Friday, December 1, 2017

Demand

The lower corporate tax rate will allow companies to add manufacturing operations to the US to create jobs and begin to restore the US economy.

No economy expands without demand. Companies respond to increased demand for their products by expanding.

In 2016, US automobile imports totaled $173.3 billion and automobile exports totaled $53.8 billion.

In 2016, US oil imported 10.1 billion barrels per day and exports totaled 5.2 billion barrels per day.

In 2016, the US imported 3 trillion cubic feet of natural gas and exported 2.3 trillion cubic feet of natural gas

In 2016 US imports totaled $2.21 trillion and exports totaled $1.42 trillion.

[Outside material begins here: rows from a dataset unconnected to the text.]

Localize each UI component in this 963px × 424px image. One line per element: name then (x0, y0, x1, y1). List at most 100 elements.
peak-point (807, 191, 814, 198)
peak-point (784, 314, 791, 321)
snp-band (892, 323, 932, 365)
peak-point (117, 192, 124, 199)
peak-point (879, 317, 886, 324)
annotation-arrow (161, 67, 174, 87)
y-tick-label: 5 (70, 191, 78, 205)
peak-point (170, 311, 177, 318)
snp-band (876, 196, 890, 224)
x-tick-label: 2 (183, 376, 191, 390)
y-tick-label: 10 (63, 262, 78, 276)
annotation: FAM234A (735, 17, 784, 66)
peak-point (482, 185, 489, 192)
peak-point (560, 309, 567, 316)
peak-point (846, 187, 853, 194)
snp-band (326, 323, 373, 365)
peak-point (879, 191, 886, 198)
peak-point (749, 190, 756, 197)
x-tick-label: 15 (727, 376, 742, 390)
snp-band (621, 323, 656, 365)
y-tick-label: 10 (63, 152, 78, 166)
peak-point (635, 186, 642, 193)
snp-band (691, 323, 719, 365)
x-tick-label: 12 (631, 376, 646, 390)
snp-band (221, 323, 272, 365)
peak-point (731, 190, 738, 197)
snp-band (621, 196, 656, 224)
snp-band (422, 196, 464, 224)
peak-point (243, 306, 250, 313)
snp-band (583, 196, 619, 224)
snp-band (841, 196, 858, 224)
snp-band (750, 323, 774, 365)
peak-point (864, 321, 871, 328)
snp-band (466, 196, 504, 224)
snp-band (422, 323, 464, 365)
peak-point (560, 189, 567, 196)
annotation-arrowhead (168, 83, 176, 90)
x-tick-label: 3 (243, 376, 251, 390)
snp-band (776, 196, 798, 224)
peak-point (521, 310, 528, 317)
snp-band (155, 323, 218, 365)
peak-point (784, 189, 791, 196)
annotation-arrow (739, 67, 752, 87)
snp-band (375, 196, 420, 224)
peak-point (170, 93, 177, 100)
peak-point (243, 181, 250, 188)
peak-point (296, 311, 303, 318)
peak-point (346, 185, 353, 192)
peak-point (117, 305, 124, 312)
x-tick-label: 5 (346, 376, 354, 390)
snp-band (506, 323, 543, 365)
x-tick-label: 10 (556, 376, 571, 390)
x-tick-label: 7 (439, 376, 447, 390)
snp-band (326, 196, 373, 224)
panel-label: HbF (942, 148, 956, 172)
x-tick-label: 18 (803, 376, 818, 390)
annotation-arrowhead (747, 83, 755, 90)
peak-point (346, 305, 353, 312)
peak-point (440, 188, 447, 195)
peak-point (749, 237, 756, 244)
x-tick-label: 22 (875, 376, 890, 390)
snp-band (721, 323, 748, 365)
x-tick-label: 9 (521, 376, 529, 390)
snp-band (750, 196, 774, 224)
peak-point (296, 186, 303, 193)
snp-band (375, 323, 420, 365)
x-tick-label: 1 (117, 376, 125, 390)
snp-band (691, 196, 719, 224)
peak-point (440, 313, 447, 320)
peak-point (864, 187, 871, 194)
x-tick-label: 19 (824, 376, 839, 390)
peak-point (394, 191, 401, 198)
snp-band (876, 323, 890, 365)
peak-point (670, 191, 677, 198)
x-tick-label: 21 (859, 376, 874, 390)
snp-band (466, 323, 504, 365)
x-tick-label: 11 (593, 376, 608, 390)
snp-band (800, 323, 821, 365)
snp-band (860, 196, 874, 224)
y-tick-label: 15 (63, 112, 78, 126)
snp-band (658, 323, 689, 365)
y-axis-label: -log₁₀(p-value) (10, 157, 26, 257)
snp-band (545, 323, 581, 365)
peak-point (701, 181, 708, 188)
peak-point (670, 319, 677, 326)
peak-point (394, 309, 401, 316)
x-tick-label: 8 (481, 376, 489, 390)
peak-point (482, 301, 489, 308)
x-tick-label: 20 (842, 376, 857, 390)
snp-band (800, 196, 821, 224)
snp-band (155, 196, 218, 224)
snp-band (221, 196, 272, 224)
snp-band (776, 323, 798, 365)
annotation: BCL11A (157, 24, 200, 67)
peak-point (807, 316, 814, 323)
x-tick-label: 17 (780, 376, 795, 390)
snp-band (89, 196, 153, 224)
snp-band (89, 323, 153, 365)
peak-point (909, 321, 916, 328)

I expect the trade deficit to be reduced for automobiles because foreign auto makers are likely to add manufacturing plants in the US. This will provide jobs for US citizens.

I expect the trade deficits to be reduced for oil and natural gas, because the US has the capacity and the desire to increase exports. This will also provide jobs for US citizens.

There will be other industries that return their manufacturing operations to the US and they will do this because of the corporate tax cut from 35% to 20%. They too will move their operations to the US based on current US consumption patterns. It makes sense for companies to produce the products consumed by countries to be produced in those countries.

When US companies can repatriate its foreign earnings back to the US, it may likely bring back $2 trillion to $4 trillion. If their US production is trade balanced, they will likely use these funds to pay down their own debt and improve whatever operational or strategic weaknesses they have.

I do not expect that companies will increase jobs until they have established that there is demand for their products.